Physical Therapy Coding Complexities
Coding errors can lead to missed payments or even trigger payer audits. For example, the 97110 code applies to therapeutic exercise. But there are significant differences between a specialized form of therapy and a more generic therapeutic exercise that 97110 points to. Another code like 97530 applies to therapeutic activity, which has a higher reimbursement rate. An EMR coding analysis report can show how therapists are distributing codes across clinical interventions and where the practice could potentially be missing out.
Physical Therapy Billing, All About Time
It might seem like all time should be billed alike in terms of therapies rendered, but that is often not the case. Depending on how the patient is being billed, all time may be lumped together in one lot, or it may need to be separated out and itemized. Medicare requires providers to add all time-based services together (commonly referred to as the Medicare 8-Minute Rule). Other providers require each time-based code to be reported separately (commonly referred to as the commercial or American Medical Association (AMA) 8-Minute Rule). The EMR should automatically calculate the appropriate number of time units based on the patient?s payer rules when processing the claim.

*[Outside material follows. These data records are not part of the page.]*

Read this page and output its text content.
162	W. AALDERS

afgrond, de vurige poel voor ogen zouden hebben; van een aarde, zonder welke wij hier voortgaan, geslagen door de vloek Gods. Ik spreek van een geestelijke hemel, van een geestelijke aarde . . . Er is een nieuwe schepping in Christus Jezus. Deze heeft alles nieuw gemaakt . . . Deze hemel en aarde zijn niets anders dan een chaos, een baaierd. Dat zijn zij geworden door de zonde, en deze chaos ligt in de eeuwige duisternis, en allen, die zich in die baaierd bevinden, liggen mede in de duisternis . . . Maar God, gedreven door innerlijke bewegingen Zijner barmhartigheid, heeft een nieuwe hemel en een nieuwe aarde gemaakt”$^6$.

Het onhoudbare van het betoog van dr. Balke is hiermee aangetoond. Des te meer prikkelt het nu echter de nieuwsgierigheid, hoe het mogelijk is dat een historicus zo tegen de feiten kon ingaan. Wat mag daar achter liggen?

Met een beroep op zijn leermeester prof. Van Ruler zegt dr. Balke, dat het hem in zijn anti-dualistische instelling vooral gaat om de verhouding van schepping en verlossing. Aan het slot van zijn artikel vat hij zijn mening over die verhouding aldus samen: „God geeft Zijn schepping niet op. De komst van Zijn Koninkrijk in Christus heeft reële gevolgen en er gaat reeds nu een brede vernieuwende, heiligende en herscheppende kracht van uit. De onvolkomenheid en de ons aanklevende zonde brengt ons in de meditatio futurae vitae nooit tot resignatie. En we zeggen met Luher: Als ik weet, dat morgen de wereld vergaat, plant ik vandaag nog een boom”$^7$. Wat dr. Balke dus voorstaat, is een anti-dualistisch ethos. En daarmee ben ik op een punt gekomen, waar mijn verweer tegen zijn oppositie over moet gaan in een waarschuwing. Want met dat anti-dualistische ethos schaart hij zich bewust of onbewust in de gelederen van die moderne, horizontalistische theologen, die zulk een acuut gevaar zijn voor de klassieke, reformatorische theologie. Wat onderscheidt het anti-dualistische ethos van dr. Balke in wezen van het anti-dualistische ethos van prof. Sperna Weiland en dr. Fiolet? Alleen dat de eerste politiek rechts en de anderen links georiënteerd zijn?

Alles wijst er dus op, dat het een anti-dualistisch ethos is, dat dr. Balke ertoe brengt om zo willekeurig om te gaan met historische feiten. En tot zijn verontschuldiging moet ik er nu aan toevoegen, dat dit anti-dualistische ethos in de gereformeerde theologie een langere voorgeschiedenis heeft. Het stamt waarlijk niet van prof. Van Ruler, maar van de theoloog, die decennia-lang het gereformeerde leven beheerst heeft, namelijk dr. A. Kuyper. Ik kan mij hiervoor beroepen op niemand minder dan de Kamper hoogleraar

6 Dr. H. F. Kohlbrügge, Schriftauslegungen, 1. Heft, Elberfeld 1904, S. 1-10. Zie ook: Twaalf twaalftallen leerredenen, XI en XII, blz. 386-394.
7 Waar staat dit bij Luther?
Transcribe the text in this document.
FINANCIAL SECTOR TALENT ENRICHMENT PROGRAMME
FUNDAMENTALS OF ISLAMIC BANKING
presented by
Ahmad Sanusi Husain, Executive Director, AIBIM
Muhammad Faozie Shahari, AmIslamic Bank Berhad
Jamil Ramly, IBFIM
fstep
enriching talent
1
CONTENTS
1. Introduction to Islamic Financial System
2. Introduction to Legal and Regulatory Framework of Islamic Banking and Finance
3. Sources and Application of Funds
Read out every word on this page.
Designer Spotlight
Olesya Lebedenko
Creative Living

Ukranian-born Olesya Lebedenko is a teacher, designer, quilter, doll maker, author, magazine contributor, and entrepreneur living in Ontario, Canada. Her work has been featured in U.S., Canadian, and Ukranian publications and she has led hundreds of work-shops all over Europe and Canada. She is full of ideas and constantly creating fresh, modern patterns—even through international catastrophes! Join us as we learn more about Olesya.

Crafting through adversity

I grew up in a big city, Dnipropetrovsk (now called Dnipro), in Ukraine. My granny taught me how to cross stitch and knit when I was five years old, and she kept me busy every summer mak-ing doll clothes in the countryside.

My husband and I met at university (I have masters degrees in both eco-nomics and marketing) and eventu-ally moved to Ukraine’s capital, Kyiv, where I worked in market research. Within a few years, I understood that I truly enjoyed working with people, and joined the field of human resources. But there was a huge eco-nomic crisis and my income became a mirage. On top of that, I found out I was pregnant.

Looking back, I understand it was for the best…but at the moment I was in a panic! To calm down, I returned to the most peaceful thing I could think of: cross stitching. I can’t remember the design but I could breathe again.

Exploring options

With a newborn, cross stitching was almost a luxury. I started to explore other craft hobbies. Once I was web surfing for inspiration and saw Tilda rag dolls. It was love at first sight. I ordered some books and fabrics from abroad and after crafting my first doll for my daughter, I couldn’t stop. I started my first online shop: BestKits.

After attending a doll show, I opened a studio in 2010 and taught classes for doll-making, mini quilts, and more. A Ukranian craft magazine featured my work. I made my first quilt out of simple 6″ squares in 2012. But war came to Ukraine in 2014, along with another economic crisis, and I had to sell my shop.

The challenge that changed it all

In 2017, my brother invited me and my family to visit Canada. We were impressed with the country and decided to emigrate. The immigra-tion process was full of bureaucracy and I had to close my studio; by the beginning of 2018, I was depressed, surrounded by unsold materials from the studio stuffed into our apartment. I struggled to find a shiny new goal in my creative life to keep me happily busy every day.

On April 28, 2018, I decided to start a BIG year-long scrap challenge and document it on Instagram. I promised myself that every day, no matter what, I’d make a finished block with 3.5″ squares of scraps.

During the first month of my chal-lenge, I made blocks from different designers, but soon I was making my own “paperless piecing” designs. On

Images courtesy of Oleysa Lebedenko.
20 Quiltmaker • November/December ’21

Physical Therapy Billing, Automation The Way Out
The answer clearly lies in establishing robust billing processes that are implemented using integrated practice management software. The following are some of the key, high level workflows that your physical therapy billing software should address:
Configuring the billing rules engine including contract types, fee classes, fee schedules, and master rules for each payer.
Reviewing charges and identifying any problems like missing diagnosis pointers, eval codes, or status of documentation.
Grouping claims by therapist, account type, patient etc. and creating claims batches.
Running the rules engine once again, catching any additional charge or claim issues, and validating claims.
Transmitting finalized claims batches to the clearing house.
Following up with payers per a predefined schedule for collections.
Importing electronic EOBs from the clearing house, auto posting payments, and creating patient statements.
Generating reports including billing & collections, therapist productivity, facility summaries, and audit reports.
When your physical therapy billing needs a tune-up, look to automation to find a way out.